Questions this book answers
- How can a manager apply valid organization principles to the specific detailed needs of a particular business?
- What is the basic unit of organization structure and how should it be analysed?
- How should responsibilities, tasks, and objectives be allocated so structure serves corporate aims?
- How can management information systems be specified to match organization structure and delegated responsibility?
- How do the problems of structure change when organizations grow into large multi-divisional groups?
Glossary
- Clarity of Corporate Aims and Objectives
- The degree to which an enterprise has explicitly identified, articulated, and understood its long-term aspirations — market satisfaction, innovation, survival/growth, and obligations to employees and community — that motivate its existence and serve as the base from which structure and managerial objectives are derived.

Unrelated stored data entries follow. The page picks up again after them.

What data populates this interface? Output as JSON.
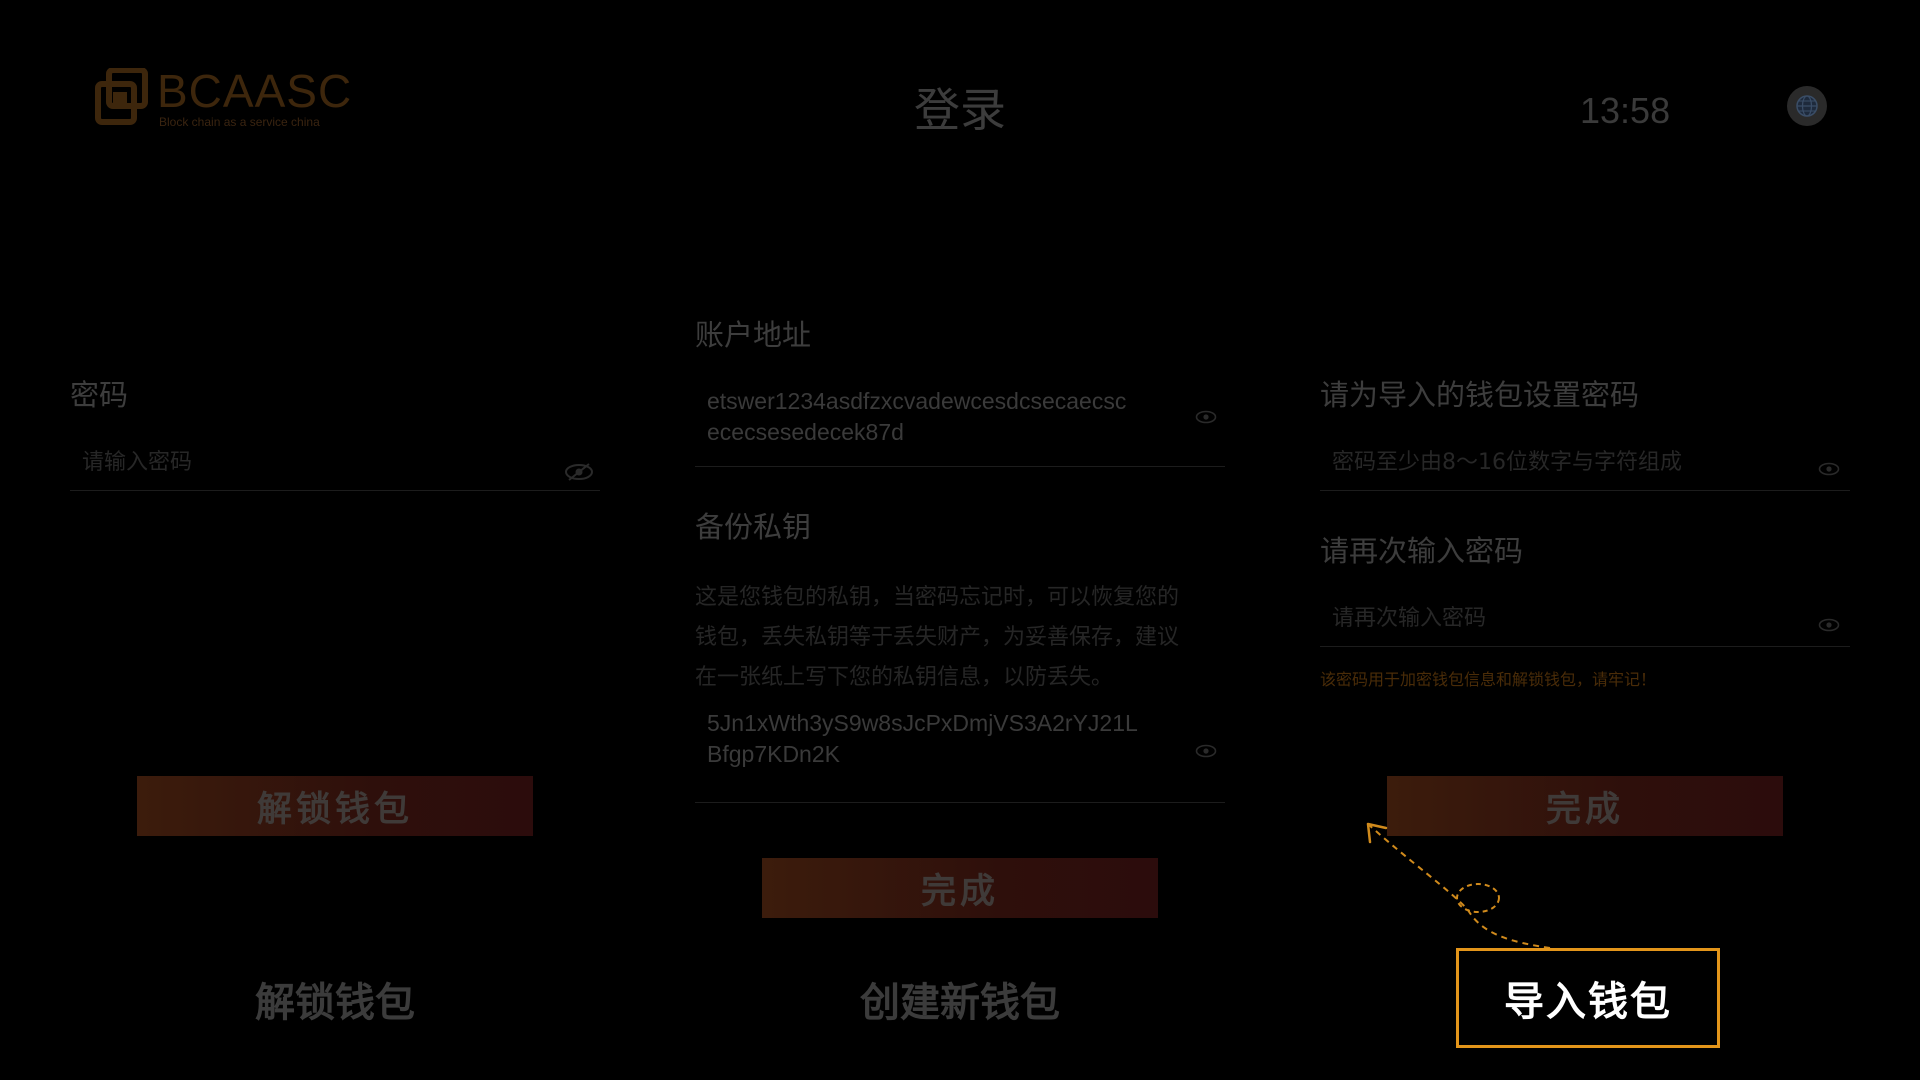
{
  "header": {
    "logo_text": "BCAASC",
    "logo_subtitle": "Block chain as a service china",
    "title": "登录",
    "time": "13:58",
    "language_icon": "globe-icon"
  },
  "unlock_panel": {
    "password_label": "密码",
    "password_placeholder": "请输入密码",
    "unlock_button": "解锁钱包"
  },
  "create_panel": {
    "address_label": "账户地址",
    "address_value_line1": "etswer1234asdfzxcvadewcesdcsecaecsc",
    "address_value_line2": "ececsesedecek87d",
    "private_key_label": "备份私钥",
    "private_key_desc_line1": "这是您钱包的私钥，当密码忘记时，可以恢复您的",
    "private_key_desc_line2": "钱包，丢失私钥等于丢失财产，为妥善保存，建议",
    "private_key_desc_line3": "在一张纸上写下您的私钥信息，以防丢失。",
    "private_key_value_line1": "5Jn1xWth3yS9w8sJcPxDmjVS3A2rYJ21L",
    "private_key_value_line2": "Bfgp7KDn2K",
    "done_button": "完成"
  },
  "import_panel": {
    "set_password_label": "请为导入的钱包设置密码",
    "set_password_placeholder": "密码至少由8～16位数字与字符组成",
    "confirm_password_label": "请再次输入密码",
    "confirm_password_placeholder": "请再次输入密码",
    "hint": "该密码用于加密钱包信息和解锁钱包，请牢记！",
    "done_button": "完成"
  },
  "tabs": {
    "unlock": "解锁钱包",
    "create": "创建新钱包",
    "import": "导入钱包"
  },
  "colors": {
    "background": "#000000",
    "accent_border": "#e3951a",
    "hint_text": "#4a2c08",
    "button_dimmed": "#3c1c0c"
  }
}
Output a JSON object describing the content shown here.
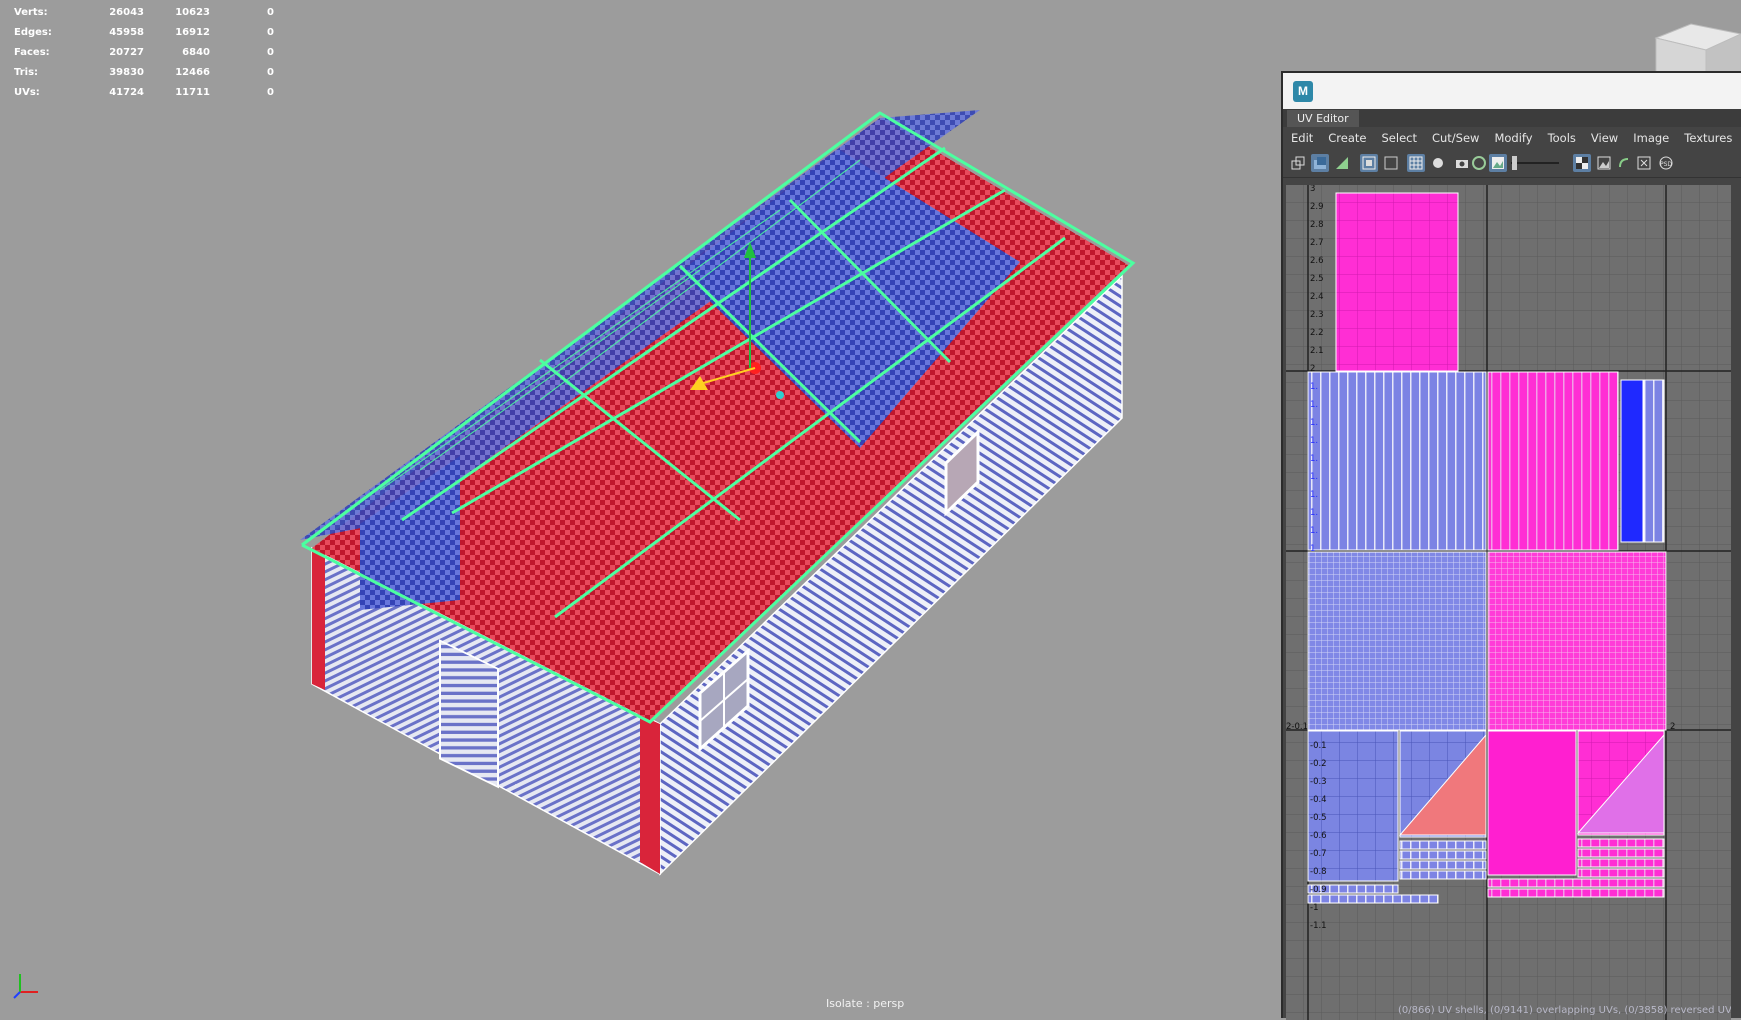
{
  "hud": {
    "rows": [
      {
        "label": "Verts:",
        "v1": "26043",
        "v2": "10623",
        "v3": "0"
      },
      {
        "label": "Edges:",
        "v1": "45958",
        "v2": "16912",
        "v3": "0"
      },
      {
        "label": "Faces:",
        "v1": "20727",
        "v2": "6840",
        "v3": "0"
      },
      {
        "label": "Tris:",
        "v1": "39830",
        "v2": "12466",
        "v3": "0"
      },
      {
        "label": "UVs:",
        "v1": "41724",
        "v2": "11711",
        "v3": "0"
      }
    ]
  },
  "viewport": {
    "camera_label": "Isolate : persp",
    "colors": {
      "background": "#9c9c9c",
      "red": "#d9243a",
      "blue": "#3a4fc8",
      "selection": "#4cffa0"
    }
  },
  "uv_editor": {
    "app_icon_letter": "M",
    "tab_title": "UV Editor",
    "menu": [
      "Edit",
      "Create",
      "Select",
      "Cut/Sew",
      "Modify",
      "Tools",
      "View",
      "Image",
      "Textures"
    ],
    "toolbar_icons": [
      "uv-grid-icon",
      "uv-fill-icon",
      "uv-shell-icon",
      "frame-icon",
      "frame2-icon",
      "grid-toggle-icon",
      "sphere-icon",
      "camera-icon",
      "aperture-icon",
      "image-icon",
      "slider-icon",
      "checker-icon",
      "texture-icon",
      "undo-curve-icon",
      "close-box-icon",
      "psd-icon"
    ],
    "axis_v_labels": [
      "3",
      "2.9",
      "2.8",
      "2.7",
      "2.6",
      "2.5",
      "2.4",
      "2.3",
      "2.2",
      "2.1",
      "2",
      "1.",
      "1.",
      "1.",
      "1.",
      "1.",
      "1.",
      "1.",
      "1.",
      "1.",
      "1",
      "-0.1",
      "-0.2",
      "-0.3",
      "-0.4",
      "-0.5",
      "-0.6",
      "-0.7",
      "-0.8",
      "-0.9",
      "-1",
      "-1.1"
    ],
    "axis_h_left": "2-0.1",
    "axis_h_right": "2",
    "status": "(0/866) UV shells, (0/9141) overlapping UVs, (0/3858) reversed UVs",
    "colors": {
      "magenta": "#ff1fd0",
      "blue_shell": "#7f86e6",
      "deep_blue": "#1f29ff"
    }
  }
}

- Precision and Detail of Structural Analysis
- The extent to which organization analysis and design are grounded in the concrete, coded detail of activities as actually performed, with precisely defined terms, rather than vague functional generalizations.
- Matching of Responsibility with Authority
- The alignment between the responsibility delegated for tasks and the authority granted over the resources needed to achieve their objectives, together with a shared superior-subordinate understanding of the extent of delegation.
- Appropriateness of Span of Control and Levels
- The degree to which each manager's number of direct subordinates and the total number of management levels are set to permit effective decisions and coordination, given the many determining factors, avoiding both overload and redundant levels.
- Degree of Decision Programming
- The extent to which decisions in a task are well programmed — governed by rules or precedents, makeable independently, and supported by readily available data — versus unprogrammed, requiring judgement, consensus, and special studies.
- Quality and Match of Management Information System
- The extent to which management information delivered to each decision centre satisfies criteria of relevance, accuracy, comprehensiveness, significance, timing/frequency, presentation, and cost effectiveness, and is matched to the structure and delegated responsibility.
- Alignment of Tasks with Objectives
- The degree to which each key task is associated with a positive management objective that contributes logically upward toward the corporate aims, with no key task lacking an objective and no objective lacking a task.
- Fit Between Structure and Business Situation
- The degree to which the organization structure suits the total business situation — markets, technology, resources, environmental change rate, technological imperatives, and ruling management style — rather than being a tidy end in itself.